Ensign stepped onto the Senate floor late Tuesday to deliver a speech outlining his reasons for voting against Sotomayor. He had been one of the last senators to meet with the judge, who began visiting senators shortly after Obama nominated her to the high court two months ago.

“There is no denying Judge Sotomayor is impressive,” Ensign said in the speech. “The fact that this is a proud moment for our nation has not been lost on me.”

Yet Ensign had concerns — about her views on Second Amendment rights, about her use of international law to influence her decisions, about differences he perceived between her words and actions.

Author Jeffrey Toobin writes in “The Nine: Inside the Secret World of the Supreme Court” about the conservative backlash against justices who allow international law to seep into their opinions.

Conservatives were aghast when Justice Anthony Kennedy issued a 2004 opinion that overturned the death penalty for minors by noting that the United States stands alone among countries still allowing the punishment.
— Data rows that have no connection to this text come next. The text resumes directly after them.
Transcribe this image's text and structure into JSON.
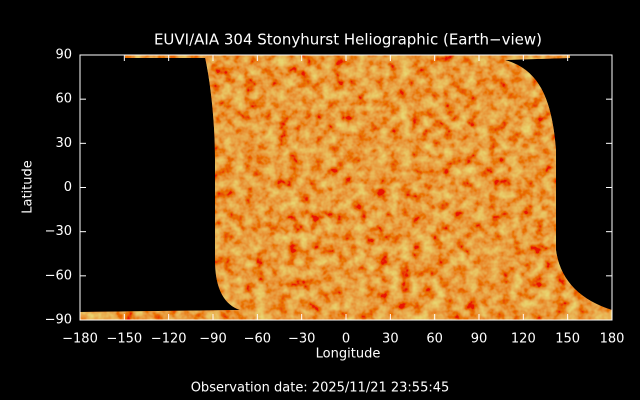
{
  "chart_data": {
    "type": "map",
    "title": "EUVI/AIA 304 Stonyhurst Heliographic (Earth−view)",
    "xlabel": "Longitude",
    "ylabel": "Latitude",
    "footer": "Observation date: 2025/11/21 23:55:45",
    "xlim": [
      -180,
      180
    ],
    "ylim": [
      -90,
      90
    ],
    "xticks": [
      {
        "value": -180,
        "label": "−180"
      },
      {
        "value": -150,
        "label": "−150"
      },
      {
        "value": -120,
        "label": "−120"
      },
      {
        "value": -90,
        "label": "−90"
      },
      {
        "value": -60,
        "label": "−60"
      },
      {
        "value": -30,
        "label": "−30"
      },
      0,
      30,
      60,
      90,
      120,
      150,
      180
    ],
    "yticks": [
      {
        "value": -90,
        "label": "−90"
      },
      {
        "value": -60,
        "label": "−60"
      },
      {
        "value": -30,
        "label": "−30"
      },
      0,
      30,
      60,
      90
    ]
  }
}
Sotomayor had been careful during her confirmation hearings to say she would not rely on foreign law. But Ensign pointed out that her written statement said, “In limited circumstances, decisions of foreign courts can be a source of ideas.”
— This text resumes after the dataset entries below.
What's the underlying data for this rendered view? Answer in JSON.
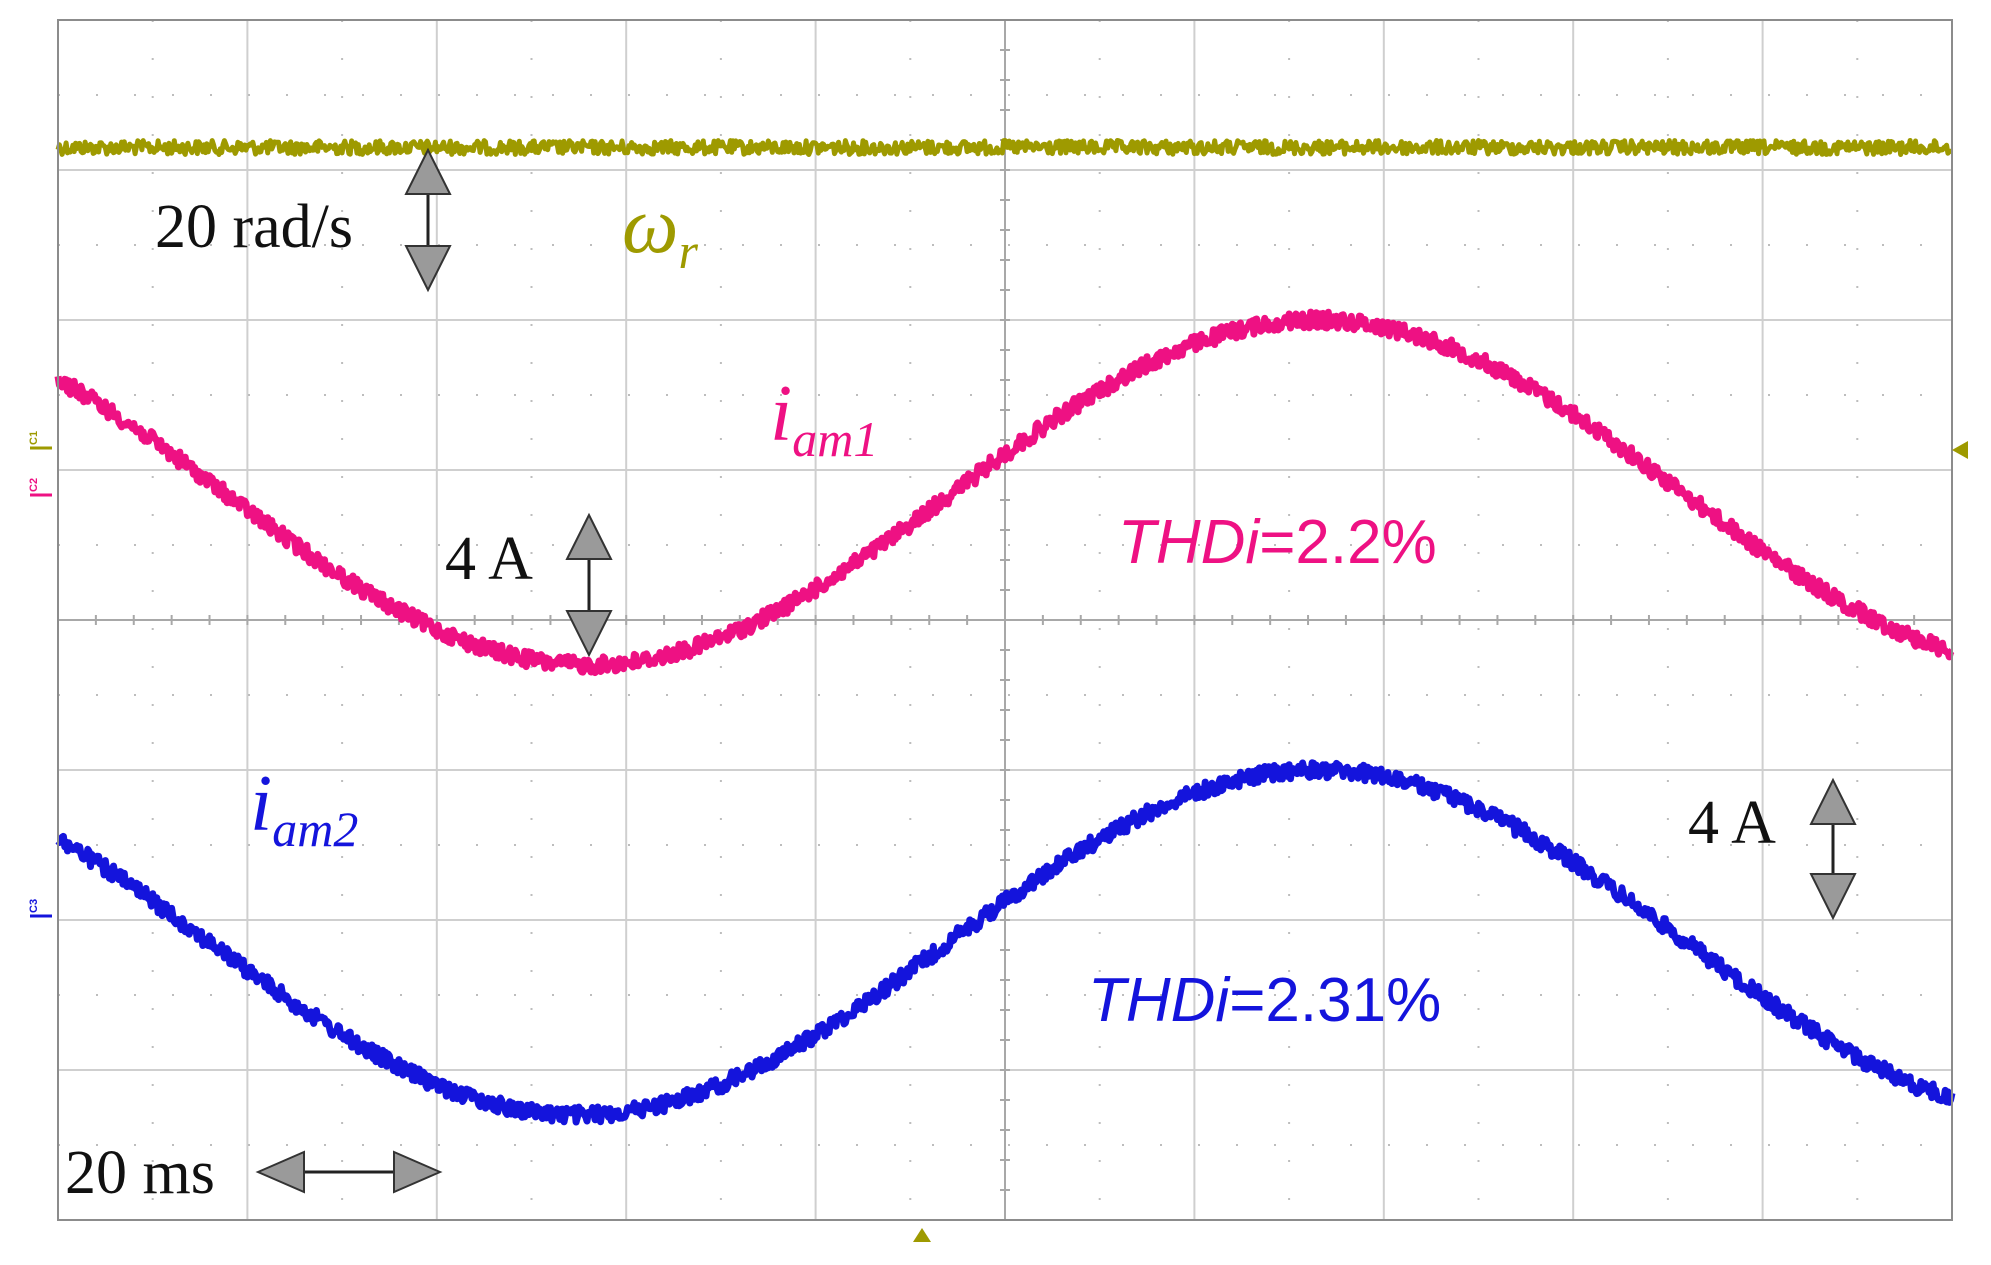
{
  "chart_data": {
    "type": "line",
    "grid": true,
    "x_divisions": 10,
    "y_divisions": 8,
    "time_scale_label": "20 ms",
    "series": [
      {
        "channel": "C1",
        "symbol": "ω",
        "subscript": "r",
        "scale_label": "20 rad/s",
        "color": "#9e9a00",
        "shape": "flat",
        "level_div": 0.85
      },
      {
        "channel": "C2",
        "symbol": "i",
        "subscript": "am1",
        "scale_label": "4 A",
        "thd_prefix": "THDi",
        "thd_value": "=2.2%",
        "color": "#ee1183",
        "shape": "sine",
        "min_time_div": 2.8,
        "max_time_div": 6.65,
        "min_div": 4.3,
        "max_div": 2.0,
        "start_div": 2.7,
        "end_div": 4.05
      },
      {
        "channel": "C3",
        "symbol": "i",
        "subscript": "am2",
        "scale_label": "4 A",
        "thd_prefix": "THDi",
        "thd_value": "=2.31%",
        "color": "#1414dc",
        "shape": "sine",
        "min_time_div": 2.75,
        "max_time_div": 6.65,
        "min_div": 7.3,
        "max_div": 5.0,
        "start_div": 5.25,
        "end_div": 7.0
      }
    ],
    "channel_markers": [
      "C1",
      "C2",
      "C3"
    ]
  }
}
Ensign noted in his speech that Justices John Roberts, Antonin Scalia and Clarence Thomas, the court’s conservative bloc, agree that “it is illegitimate for judges to look to foreign sources for guidance.”

Perhaps more compelling for Nevadans is Ensign’s views on Sotomayor’s approach to gun owners’ rights. Ensign called the Second Amendment a “cornerstone of the Bill of Rights.”

The senator said Sotomayor “has a bias against firearms and our constitutional right to ‘keep and bear arms.’ ”

The National Rifle Association opposed Sotomayor, saying the organization would grade senators’ performance in this session of Congress on this vote.

In Nevada, gun owners’ rights run strong, and Ensign will surely be rewarded for having opposed a nominee gun owners think will not be on their side.

But at what political price? Who has a stronger voice in the changing political landscape in Nevada these days, gun owners or the growing Hispanic electorate?

Republican Sen. John Cornyn, who is running the party’s campaign arm in the Senate for the 2010 election, downplayed the significance of the Sotomayor vote among Hispanic voters.

Cornyn represents Hispanic-heavy Texas, and he noted that many Hispanics are drawn to the Republican Party message of smaller government and conservative social values.

They are business owners concerned about taxes and Catholic families who oppose abortion.

“I think it’s myopic to look at what happened in 2008 and read too much into Republican appeal to Hispanic voters,” Cornyn said.

He thinks the economy, not the Sotomayor vote, will determine the Hispanic ballots in 2010.

“The fact that someone casts a vote because they disagree with her judicial philosophy has nothing to do with her ethnicity, so you shouldn’t read too much into that narrative that some are trying to sell,” he said.

On Thursday the 99 senators, minus ailing Democratic Sen. Edward Kennedy of Massachusetts, gathered in the chamber to cast their votes for the next Supreme Court justice.

The gallery was packed with onlookers who were reminded about the rules against shouting after the vote. One by one, senators rose to cast their ayes and nays.

Reid, who said later he was “humbled to be a witness to history,” voted yes.

Ensign, who is not up for reelection until 2012, voted no.